The rest of the email is well distributed and with clean HTML (using tables not divs, a good practice in HTML email design) so that the message is displayed even in the less capable of the email clients. The only small thing to notice is that they forgot to translate the ALT tag for the sidebar image that reads "Aspectos destacados" in the Spanish graphic but is displayed as "Key features" (in English) in the no-images version. This is very usual in companies that make international marketing, and it's something that you must be careful about.
The rest of the email is apparently well displayed: it shows a few graphics and a shadowed border in the features sidebar with rounded corners too. However the small "arrows" you can see in the corners of the main content area reveal that something is not totally good here. And the dark gray "powered by" rectangle and the strange discontinued green bar in the left of the features are clues about something not working there.
Let's take a look to the original HTML contents displayed in a fully fledged Internet browser:

Click image to enlarge
As we expected there were problems with the correct displaying of the e-mail in GMail. First there is the lack of a grey background when displayed. The problem here is that they have used the "background" tag in the <body> HTML label:
<body bgcolor="#6a6a6a"...
This affects the lower part of the content and is the reason that the "powered by" graphic is quite like hanging there, with an ugly effect. In fact they were lucky here because they used a slightly lighter grey for the text that is even visible with the default white background. If they had used a white text in order to contrast more with the dark background the effect will have been that no text will be shown.

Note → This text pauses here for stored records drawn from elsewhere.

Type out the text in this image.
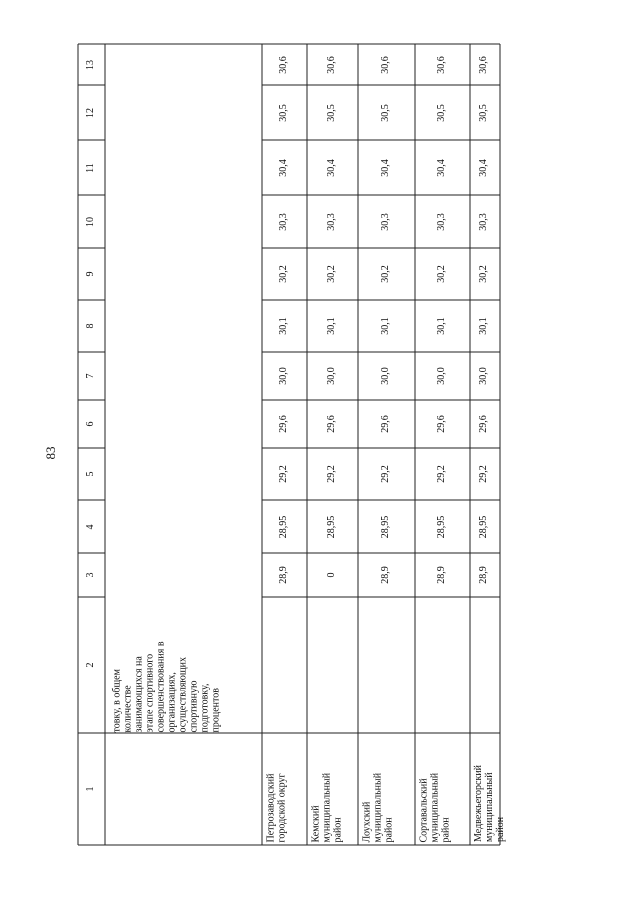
83
13
12
11
10
9
8
7
6
5
4
3
2
1
товку, в общем
количестве
занимающихся на
этапе спортивного
совершенствования в
организациях,
осуществляющих
спортивную
подготовку,
процентов
Петрозаводский
городской округ
28,9
28,95
29,2
29,6
30,0
30,1
30,2
30,3
30,4
30,5
30,6
Кемский
муниципальный
район
0
28,95
29,2
29,6
30,0
30,1
30,2
30,3
30,4
30,5
30,6
Лоухский
муниципальный
район
28,9
28,95
29,2
29,6
30,0
30,1
30,2
30,3
30,4
30,5
30,6
Сортавальский
муниципальный
район
28,9
28,95
29,2
29,6
30,0
30,1
30,2
30,3
30,4
30,5
30,6
Медвежьегорский
муниципальный
район
28,9
28,95
29,2
29,6
30,0
30,1
30,2
30,3
30,4
30,5
30,6
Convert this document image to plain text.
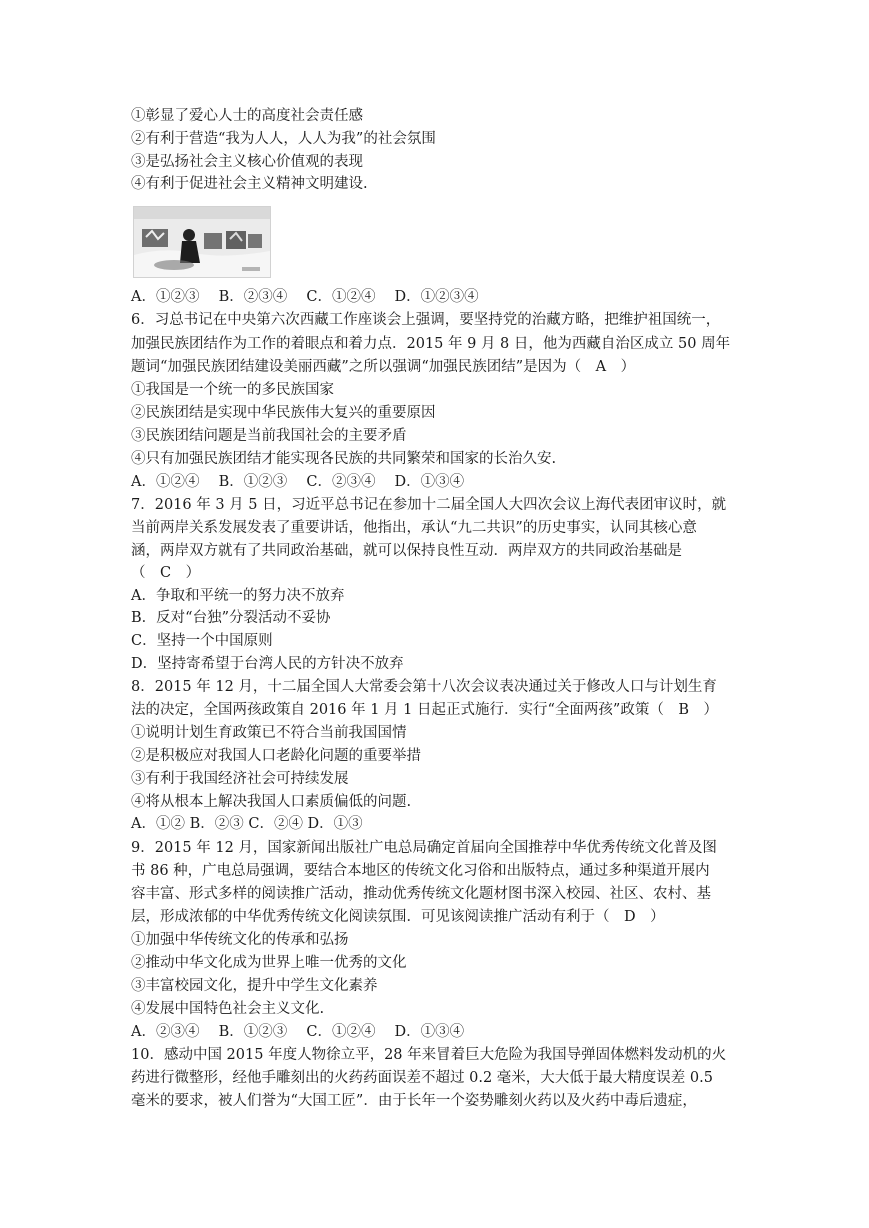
①彰显了爱心人士的高度社会责任感
②有利于营造“我为人人，人人为我”的社会氛围
③是弘扬社会主义核心价值观的表现
④有利于促进社会主义精神文明建设.
A．①②③　 B．②③④　 C．①②④　 D．①②③④
6．习总书记在中央第六次西藏工作座谈会上强调，要坚持党的治藏方略，把维护祖国统一，
加强民族团结作为工作的着眼点和着力点．2015 年 9 月 8 日，他为西藏自治区成立 50 周年
题词“加强民族团结建设美丽西藏”之所以强调“加强民族团结”是因为（　A　）
①我国是一个统一的多民族国家
②民族团结是实现中华民族伟大复兴的重要原因
③民族团结问题是当前我国社会的主要矛盾
④只有加强民族团结才能实现各民族的共同繁荣和国家的长治久安.
A．①②④　 B．①②③　 C．②③④　 D．①③④
7．2016 年 3 月 5 日，习近平总书记在参加十二届全国人大四次会议上海代表团审议时，就
当前两岸关系发展发表了重要讲话，他指出，承认“九二共识”的历史事实，认同其核心意
涵，两岸双方就有了共同政治基础，就可以保持良性互动．两岸双方的共同政治基础是
（　C　）
A．争取和平统一的努力决不放弃
B．反对“台独”分裂活动不妥协
C．坚持一个中国原则
D．坚持寄希望于台湾人民的方针决不放弃
8．2015 年 12 月，十二届全国人大常委会第十八次会议表决通过关于修改人口与计划生育
法的决定，全国两孩政策自 2016 年 1 月 1 日起正式施行．实行“全面两孩”政策（　B　）
①说明计划生育政策已不符合当前我国国情
②是积极应对我国人口老龄化问题的重要举措
③有利于我国经济社会可持续发展
④将从根本上解决我国人口素质偏低的问题.
A．①② B．②③ C．②④ D．①③
9．2015 年 12 月，国家新闻出版社广电总局确定首届向全国推荐中华优秀传统文化普及图
书 86 种，广电总局强调，要结合本地区的传统文化习俗和出版特点，通过多种渠道开展内
容丰富、形式多样的阅读推广活动，推动优秀传统文化题材图书深入校园、社区、农村、基
层，形成浓郁的中华优秀传统文化阅读氛围．可见该阅读推广活动有利于（　D　）
①加强中华传统文化的传承和弘扬
②推动中华文化成为世界上唯一优秀的文化
③丰富校园文化，提升中学生文化素养
④发展中国特色社会主义文化.
A．②③④　 B．①②③　 C．①②④　 D．①③④
10．感动中国 2015 年度人物徐立平，28 年来冒着巨大危险为我国导弹固体燃料发动机的火
药进行微整形，经他手雕刻出的火药药面误差不超过 0.2 毫米，大大低于最大精度误差 0.5
毫米的要求，被人们誉为“大国工匠”．由于长年一个姿势雕刻火药以及火药中毒后遗症，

What they should have done is to have set the background in a external 1x1 table that contained the rest of the content. Generally the <body> tag and everything outside it is stripped by the email client before displaying the contents, so the background color is lost. In this case they included several embedded CSS styles in the header of the HTML page which were stripped out too and are not generally accepted or displayed by many of the email clients.
Analyzing the raw contents of the e-mail they included the whole HTML code between the <html> and </html> tags, which is not generally a good idea. They also included a text version of the email in order to render it on mobile devices (this is a good practice).
Summing up: the email structure and HTML are well designed and fairly well implemented, although they have failed in a couple of basic points that led to a not optimal behavior of the contents.